Dad in China takes helicopter parenting to new level

The helicopter that landed in the Beijing school generated buzz, not just among the teaching staff and pupils, but also online as netizens engaged in a heated debate over whether the father who sent it there for his child's science assignment was doi
The helicopter that landed in the Beijing school generated buzz, not just among the teaching staff and pupils, but also online as netizens engaged in a heated debate over whether the father who sent it there for his child's science assignment was doing the right thing. PHOTO: QQ

BEIJING • A father in Beijing who sent a helicopter to his daughter's school for a science assignment has triggered heated discussions online.

A netizen posted photos last week showing pupils playing near a helicopter parked in a primary school playground.

According to the netizen, the helicopter was sent to Fengdan Experimental Primary School in Beijing's Haidian district by the girl's father last Friday as part of the school's science festival, for which she was assigned to learn about the working principles of helicopters, Beijing Youth Daily reported on Saturday.

The netizen said the child won a prize for the assignment.

The father, surnamed Chen, who owns a helicopter tour company, said two employees flew the aircraft to the school at its invitation.

Photos and videos spread on the Internet. Some netizens criticised the father's action, saying he was flaunting his wealth. Others praised him for giving other pupils a chance to see a copter up close.

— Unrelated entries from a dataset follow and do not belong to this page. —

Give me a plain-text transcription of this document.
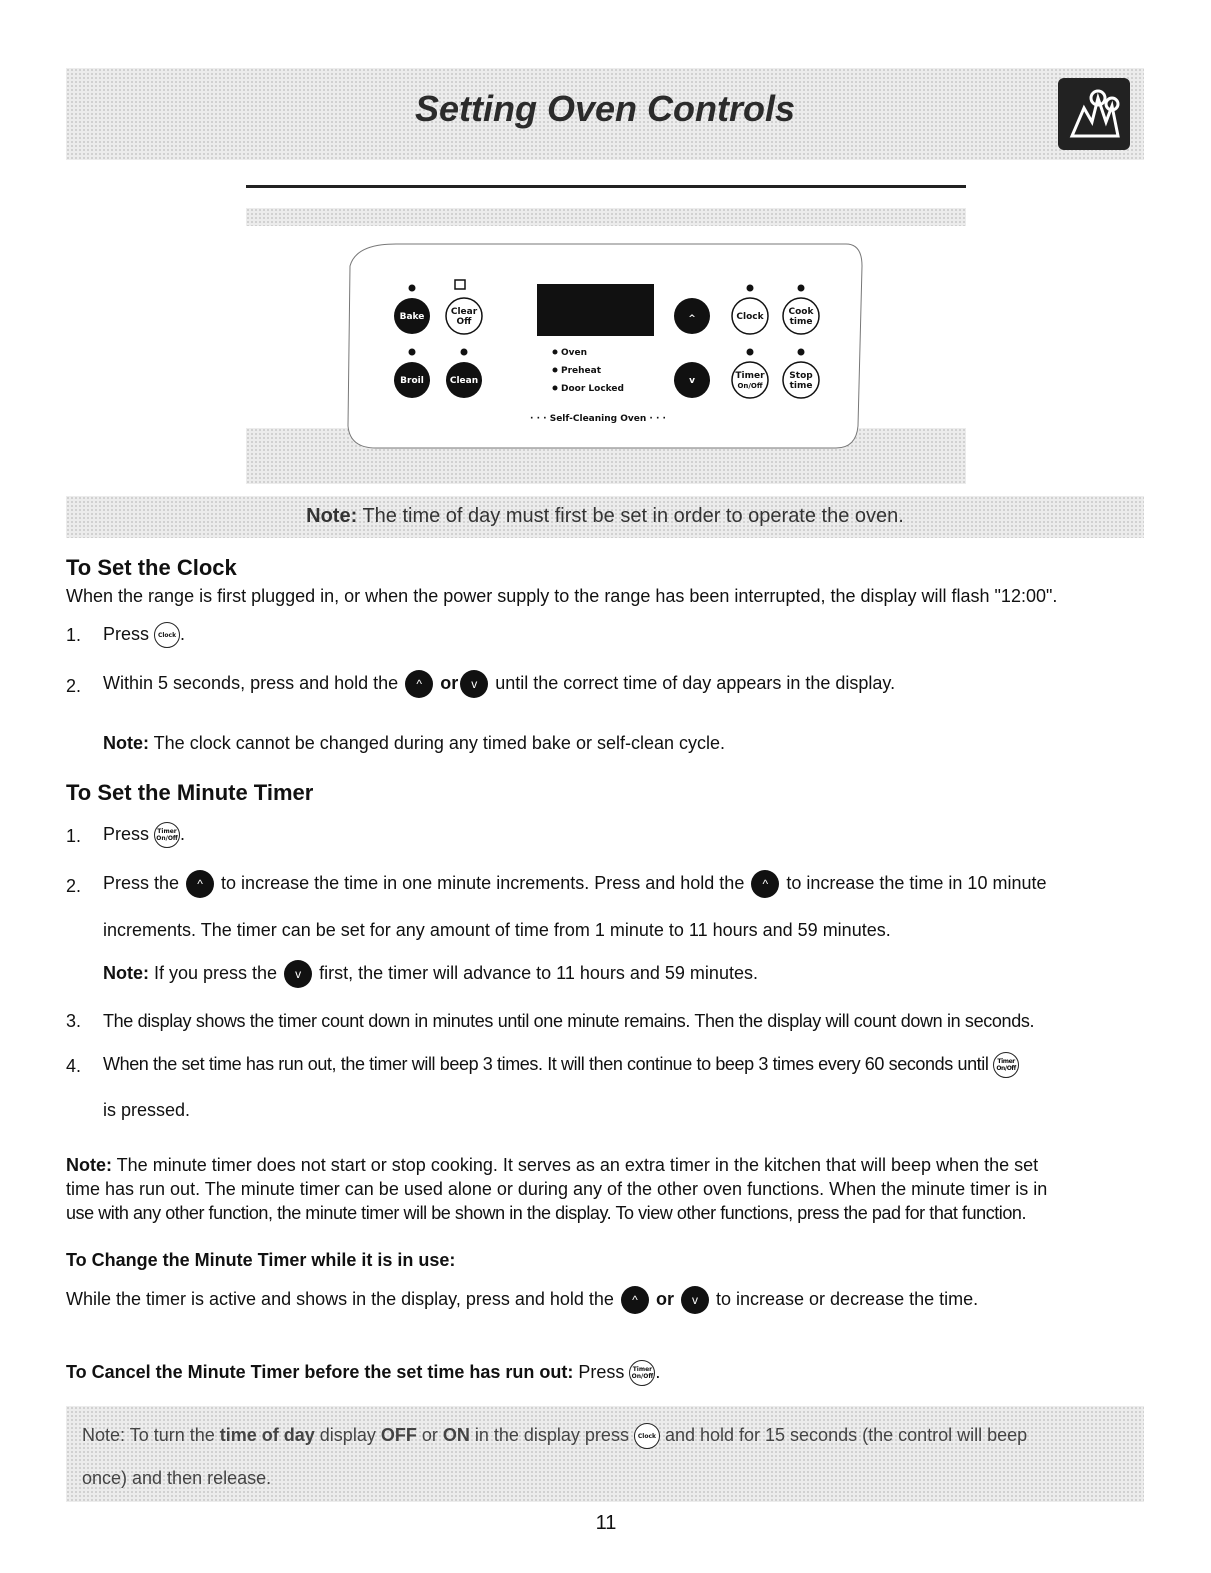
Setting Oven Controls
Bake	Clear
Off
Broil	Clean
Oven
Preheat
Door Locked
· · · Self-Cleaning Oven · · ·
^
v
Clock	Cook
time
Timer
On/Off
Stop
time
Note: The time of day must first be set in order to operate the oven.
To Set the Clock
When the range is first plugged in, or when the power supply to the range has been interrupted, the display will flash "12:00".
1. Press Clock .
2. Within 5 seconds, press and hold the ^ or v until the correct time of day appears in the display.
Note: The clock cannot be changed during any timed bake or self-clean cycle.
To Set the Minute Timer
1. Press Timer
On/Off .
2. Press the ^ to increase the time in one minute increments. Press and hold the ^ to increase the time in 10 minute
increments. The timer can be set for any amount of time from 1 minute to 11 hours and 59 minutes.
Note: If you press the v first, the timer will advance to 11 hours and 59 minutes.
3. The display shows the timer count down in minutes until one minute remains. Then the display will count down in seconds.
4. When the set time has run out, the timer will beep 3 times. It will then continue to beep 3 times every 60 seconds until Timer
On/Off
is pressed.
Note: The minute timer does not start or stop cooking. It serves as an extra timer in the kitchen that will beep when the set
time has run out. The minute timer can be used alone or during any of the other oven functions. When the minute timer is in
use with any other function, the minute timer will be shown in the display. To view other functions, press the pad for that function.
To Change the Minute Timer while it is in use:
While the timer is active and shows in the display, press and hold the ^ or v to increase or decrease the time.
To Cancel the Minute Timer before the set time has run out: Press Timer
On/Off .
Note: To turn the time of day display OFF or ON in the display press Clock and hold for 15 seconds (the control will beep
once) and then release.
11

CHcathrine said on social media: "Most parents do not have the ability to give children such a lesson about helicopters as that father did. Why should we criticise someone who has the ability and would like to share with other children?

"It's like pupils need to have a lesson about films and a parent works at the cinema and has the ability to offer free films to the students."

Some netizens doubted the father had a permit for the flight as the public security authorities in the capital had issued a notice on Friday saying private "low, slow, small" aircraft are forbidden from flying from Saturday to May 16, to ensure safety during the Conference on Dialogue of Asian Civilisations scheduled to kick off today.

"Low, slow, small" aircraft are defined as those that fly at an altitude below 1,000m, have a speed of no more than 200km per hour and a radar cross-section of no more than 2 sqm.

The father told Beijing Youth Daily on Sunday he obtained a permit before the ban was announced, and the helicopter left on Friday, without breaching rules.

He said he accepted the school's invitation as it would help pupils learn about aircraft.